A lot has been happening to me, physically, emotionally and mentally. I have been vomiting just about every day. But what is most concerning, has been sleep disturbances. I see strange creatures crawling the walls, while awakening. I have hallucinated also strange boys in my bedroom. I swore that mice were sleeping with me. When I turn the light on, nothing and nobody is there, except for my husband.. I have also found myself awakening downstairs on the living room sofa, after sleepwalking from the bed to the sofa. I have horrifying nightmares, as well. To be safe, I went for an MRI today.
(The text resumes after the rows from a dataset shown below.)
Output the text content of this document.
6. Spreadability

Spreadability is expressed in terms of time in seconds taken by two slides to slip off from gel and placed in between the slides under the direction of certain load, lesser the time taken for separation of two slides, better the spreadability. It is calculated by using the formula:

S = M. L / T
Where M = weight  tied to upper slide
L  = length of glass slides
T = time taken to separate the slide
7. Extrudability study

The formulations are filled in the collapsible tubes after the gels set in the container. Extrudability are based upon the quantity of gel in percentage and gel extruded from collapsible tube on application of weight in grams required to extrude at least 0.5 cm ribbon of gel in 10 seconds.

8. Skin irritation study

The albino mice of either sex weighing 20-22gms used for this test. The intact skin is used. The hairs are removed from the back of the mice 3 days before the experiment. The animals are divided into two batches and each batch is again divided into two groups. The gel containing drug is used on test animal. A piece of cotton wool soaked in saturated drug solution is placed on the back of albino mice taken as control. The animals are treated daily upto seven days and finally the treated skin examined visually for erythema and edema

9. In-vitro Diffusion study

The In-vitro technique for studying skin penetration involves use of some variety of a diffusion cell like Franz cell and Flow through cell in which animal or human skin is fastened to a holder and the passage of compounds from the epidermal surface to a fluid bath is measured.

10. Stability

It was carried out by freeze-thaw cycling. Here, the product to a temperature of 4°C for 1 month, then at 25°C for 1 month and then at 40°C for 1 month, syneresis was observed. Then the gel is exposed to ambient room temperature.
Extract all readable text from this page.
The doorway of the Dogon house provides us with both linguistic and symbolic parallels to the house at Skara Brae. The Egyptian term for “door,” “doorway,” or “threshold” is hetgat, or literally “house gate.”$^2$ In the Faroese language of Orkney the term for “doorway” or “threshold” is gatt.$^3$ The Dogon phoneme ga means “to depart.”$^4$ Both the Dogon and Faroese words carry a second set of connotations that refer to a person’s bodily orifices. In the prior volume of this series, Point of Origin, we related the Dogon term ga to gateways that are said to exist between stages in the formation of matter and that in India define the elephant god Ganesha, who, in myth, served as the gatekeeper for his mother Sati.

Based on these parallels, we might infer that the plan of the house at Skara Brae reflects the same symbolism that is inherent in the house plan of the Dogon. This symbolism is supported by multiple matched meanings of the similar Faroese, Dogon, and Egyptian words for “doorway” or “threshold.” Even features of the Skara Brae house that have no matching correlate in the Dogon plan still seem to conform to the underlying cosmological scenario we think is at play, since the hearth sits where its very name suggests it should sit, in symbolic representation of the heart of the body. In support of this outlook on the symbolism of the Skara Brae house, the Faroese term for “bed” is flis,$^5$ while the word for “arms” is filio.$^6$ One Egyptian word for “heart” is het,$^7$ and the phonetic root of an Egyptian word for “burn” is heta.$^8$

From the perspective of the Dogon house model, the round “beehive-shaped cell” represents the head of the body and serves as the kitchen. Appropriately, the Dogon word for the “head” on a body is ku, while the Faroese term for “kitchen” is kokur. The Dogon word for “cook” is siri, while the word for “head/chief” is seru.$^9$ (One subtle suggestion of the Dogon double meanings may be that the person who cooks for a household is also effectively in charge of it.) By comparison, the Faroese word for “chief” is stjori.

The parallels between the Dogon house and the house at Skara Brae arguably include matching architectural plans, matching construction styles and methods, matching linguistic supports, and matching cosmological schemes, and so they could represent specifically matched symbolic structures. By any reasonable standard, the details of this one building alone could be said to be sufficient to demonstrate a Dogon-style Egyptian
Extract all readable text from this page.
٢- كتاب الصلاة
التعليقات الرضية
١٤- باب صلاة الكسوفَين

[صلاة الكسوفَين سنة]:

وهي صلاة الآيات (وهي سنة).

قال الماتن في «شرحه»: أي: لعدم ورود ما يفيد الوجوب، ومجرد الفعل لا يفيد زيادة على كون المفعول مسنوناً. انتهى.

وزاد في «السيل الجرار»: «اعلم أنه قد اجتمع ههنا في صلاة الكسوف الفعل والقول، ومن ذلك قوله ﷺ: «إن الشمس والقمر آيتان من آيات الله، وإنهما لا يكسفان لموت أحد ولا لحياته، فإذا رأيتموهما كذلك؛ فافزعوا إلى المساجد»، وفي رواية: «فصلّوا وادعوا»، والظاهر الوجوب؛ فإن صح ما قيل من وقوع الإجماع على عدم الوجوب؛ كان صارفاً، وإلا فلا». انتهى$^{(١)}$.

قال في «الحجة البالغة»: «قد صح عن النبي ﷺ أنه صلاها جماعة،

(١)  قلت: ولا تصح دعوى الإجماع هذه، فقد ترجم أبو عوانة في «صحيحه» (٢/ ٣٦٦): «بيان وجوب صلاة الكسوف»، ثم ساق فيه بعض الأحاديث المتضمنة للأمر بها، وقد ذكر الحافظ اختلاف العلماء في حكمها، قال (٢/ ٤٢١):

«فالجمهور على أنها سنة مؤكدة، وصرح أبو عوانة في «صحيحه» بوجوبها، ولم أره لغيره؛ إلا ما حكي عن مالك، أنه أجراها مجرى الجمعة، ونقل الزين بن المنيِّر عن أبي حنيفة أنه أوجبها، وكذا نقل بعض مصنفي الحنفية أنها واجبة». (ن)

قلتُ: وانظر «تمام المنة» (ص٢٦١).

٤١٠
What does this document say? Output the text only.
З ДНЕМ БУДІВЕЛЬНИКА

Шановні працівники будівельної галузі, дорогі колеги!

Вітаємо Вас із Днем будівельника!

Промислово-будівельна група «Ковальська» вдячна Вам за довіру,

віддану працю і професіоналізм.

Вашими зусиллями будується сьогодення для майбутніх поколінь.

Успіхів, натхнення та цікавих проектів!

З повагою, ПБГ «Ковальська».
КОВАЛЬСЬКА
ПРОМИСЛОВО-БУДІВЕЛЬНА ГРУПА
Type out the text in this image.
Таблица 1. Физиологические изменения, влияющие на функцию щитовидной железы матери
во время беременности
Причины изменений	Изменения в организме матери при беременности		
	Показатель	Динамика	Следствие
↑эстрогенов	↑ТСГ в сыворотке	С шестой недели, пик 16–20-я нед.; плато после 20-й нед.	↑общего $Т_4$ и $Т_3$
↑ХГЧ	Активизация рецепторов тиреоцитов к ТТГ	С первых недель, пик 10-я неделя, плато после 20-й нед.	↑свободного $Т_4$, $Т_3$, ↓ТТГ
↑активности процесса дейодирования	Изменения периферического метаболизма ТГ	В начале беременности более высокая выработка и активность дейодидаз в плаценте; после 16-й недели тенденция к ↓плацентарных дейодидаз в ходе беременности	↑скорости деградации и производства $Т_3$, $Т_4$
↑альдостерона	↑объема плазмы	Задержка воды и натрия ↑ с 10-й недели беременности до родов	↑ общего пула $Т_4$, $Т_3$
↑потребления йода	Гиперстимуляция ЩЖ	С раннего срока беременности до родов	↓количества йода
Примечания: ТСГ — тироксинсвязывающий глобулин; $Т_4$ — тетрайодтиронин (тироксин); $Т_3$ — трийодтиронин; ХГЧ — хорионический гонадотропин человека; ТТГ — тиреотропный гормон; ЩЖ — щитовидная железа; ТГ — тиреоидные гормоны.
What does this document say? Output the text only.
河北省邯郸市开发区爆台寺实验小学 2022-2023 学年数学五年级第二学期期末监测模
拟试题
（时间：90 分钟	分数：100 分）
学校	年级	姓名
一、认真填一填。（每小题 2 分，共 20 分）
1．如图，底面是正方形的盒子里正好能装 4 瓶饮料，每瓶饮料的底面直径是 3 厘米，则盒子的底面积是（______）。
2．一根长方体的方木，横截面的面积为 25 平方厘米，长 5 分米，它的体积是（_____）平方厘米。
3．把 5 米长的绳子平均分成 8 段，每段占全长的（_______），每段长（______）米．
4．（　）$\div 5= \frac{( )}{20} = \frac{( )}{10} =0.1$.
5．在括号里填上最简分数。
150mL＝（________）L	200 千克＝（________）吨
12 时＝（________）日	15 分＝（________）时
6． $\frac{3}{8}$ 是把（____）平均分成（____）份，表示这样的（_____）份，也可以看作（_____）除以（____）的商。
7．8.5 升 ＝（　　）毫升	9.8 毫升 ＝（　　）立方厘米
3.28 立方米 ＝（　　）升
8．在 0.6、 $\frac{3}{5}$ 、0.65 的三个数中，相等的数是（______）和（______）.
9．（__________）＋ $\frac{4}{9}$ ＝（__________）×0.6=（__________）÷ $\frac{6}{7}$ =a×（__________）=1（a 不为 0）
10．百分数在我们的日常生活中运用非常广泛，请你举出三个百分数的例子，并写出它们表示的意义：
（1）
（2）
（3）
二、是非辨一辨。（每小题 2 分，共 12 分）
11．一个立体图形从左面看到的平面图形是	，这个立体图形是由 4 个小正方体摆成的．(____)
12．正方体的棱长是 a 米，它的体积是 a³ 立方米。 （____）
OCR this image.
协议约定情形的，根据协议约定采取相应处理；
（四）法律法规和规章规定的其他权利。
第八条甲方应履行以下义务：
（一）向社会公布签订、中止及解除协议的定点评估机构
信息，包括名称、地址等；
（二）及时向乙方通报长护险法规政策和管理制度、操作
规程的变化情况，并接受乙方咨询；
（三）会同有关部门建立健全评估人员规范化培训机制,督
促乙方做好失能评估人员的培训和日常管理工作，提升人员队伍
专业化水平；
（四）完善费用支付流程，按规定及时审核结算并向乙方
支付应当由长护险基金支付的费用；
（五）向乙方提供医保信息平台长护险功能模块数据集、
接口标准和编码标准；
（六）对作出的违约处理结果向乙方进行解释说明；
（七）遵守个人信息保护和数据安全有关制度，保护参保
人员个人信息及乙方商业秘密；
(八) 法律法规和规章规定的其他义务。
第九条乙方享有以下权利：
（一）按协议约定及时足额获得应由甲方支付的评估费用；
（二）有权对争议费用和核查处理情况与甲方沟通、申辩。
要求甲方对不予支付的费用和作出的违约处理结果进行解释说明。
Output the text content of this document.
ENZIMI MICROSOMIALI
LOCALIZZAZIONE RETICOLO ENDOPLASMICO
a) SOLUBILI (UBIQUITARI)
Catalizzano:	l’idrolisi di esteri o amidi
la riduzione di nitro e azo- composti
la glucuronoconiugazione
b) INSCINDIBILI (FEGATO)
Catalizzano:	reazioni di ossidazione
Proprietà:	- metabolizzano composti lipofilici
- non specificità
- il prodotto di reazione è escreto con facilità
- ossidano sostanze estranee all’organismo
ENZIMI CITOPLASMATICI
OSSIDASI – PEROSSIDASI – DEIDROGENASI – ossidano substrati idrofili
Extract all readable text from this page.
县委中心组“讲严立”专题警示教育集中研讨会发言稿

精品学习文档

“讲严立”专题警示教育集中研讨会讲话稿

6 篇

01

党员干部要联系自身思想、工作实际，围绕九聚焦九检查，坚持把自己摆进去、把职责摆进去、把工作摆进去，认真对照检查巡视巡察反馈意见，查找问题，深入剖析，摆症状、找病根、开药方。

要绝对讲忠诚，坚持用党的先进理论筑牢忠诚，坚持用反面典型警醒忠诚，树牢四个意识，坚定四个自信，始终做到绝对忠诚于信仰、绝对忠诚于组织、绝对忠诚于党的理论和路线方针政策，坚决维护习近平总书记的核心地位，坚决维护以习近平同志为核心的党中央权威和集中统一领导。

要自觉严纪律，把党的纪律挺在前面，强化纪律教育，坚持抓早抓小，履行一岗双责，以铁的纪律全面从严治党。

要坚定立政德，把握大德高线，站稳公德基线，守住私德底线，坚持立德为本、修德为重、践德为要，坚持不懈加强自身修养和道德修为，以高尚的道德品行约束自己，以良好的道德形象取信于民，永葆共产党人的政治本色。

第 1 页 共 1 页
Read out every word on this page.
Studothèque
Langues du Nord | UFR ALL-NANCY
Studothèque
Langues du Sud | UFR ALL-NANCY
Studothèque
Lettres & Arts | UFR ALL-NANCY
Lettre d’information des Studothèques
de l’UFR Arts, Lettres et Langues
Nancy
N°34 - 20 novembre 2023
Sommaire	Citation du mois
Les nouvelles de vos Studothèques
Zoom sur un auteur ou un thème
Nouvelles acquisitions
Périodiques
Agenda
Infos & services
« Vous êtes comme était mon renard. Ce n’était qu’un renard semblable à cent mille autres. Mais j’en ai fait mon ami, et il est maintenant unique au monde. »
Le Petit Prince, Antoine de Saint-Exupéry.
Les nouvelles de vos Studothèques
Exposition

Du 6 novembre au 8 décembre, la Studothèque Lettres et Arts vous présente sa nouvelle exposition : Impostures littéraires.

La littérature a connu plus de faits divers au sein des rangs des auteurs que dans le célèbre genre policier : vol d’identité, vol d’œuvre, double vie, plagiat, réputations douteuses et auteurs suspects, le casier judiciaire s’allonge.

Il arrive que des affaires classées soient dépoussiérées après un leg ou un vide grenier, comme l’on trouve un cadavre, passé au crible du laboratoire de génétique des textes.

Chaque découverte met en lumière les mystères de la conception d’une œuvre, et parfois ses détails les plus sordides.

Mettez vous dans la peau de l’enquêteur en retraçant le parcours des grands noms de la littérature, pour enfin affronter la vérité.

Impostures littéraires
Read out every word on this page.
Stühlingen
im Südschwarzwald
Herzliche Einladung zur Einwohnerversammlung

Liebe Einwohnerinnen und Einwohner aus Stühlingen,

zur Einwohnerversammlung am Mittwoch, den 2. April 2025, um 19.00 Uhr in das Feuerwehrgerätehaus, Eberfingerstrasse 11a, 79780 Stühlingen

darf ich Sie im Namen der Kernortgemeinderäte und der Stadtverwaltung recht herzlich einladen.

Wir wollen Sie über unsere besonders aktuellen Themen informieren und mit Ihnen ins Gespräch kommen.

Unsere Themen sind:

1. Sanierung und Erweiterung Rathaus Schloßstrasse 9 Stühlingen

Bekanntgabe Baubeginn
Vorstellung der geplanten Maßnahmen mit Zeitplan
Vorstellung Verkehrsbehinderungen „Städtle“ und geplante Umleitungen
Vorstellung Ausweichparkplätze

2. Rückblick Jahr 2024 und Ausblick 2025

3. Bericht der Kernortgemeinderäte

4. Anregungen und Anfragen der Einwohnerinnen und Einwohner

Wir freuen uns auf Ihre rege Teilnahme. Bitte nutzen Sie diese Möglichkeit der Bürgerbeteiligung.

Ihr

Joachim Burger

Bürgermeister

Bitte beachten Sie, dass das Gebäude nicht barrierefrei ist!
I have gone for Brain MRI's before, but this one hit me hard. I cried all of this morning before, the procedure. I am being attacked by Depression, badly. I took 2 tranquilizers spaced apart, but still panicked and cried when they put a mask on my face., before the MRI. I am claustrophobic. They told me to keep my eyes shut, so I did.
I survived my MRI, but for some reason, I just don't have a positive feeling about this. The Doctors tell me that, there is probably nothing wrong with my brain. It is entirely possible, that this is trauma related. As you may know, my father was physically, emotionally and sexually abusive towards me. For this reason, I have Post Traumatic Stress Disorder. For this reason, I will probably always have trauma issues.
I have discovered, over the years, that mental or traumatic stress can produce some really, fucking strange, scary symptoms.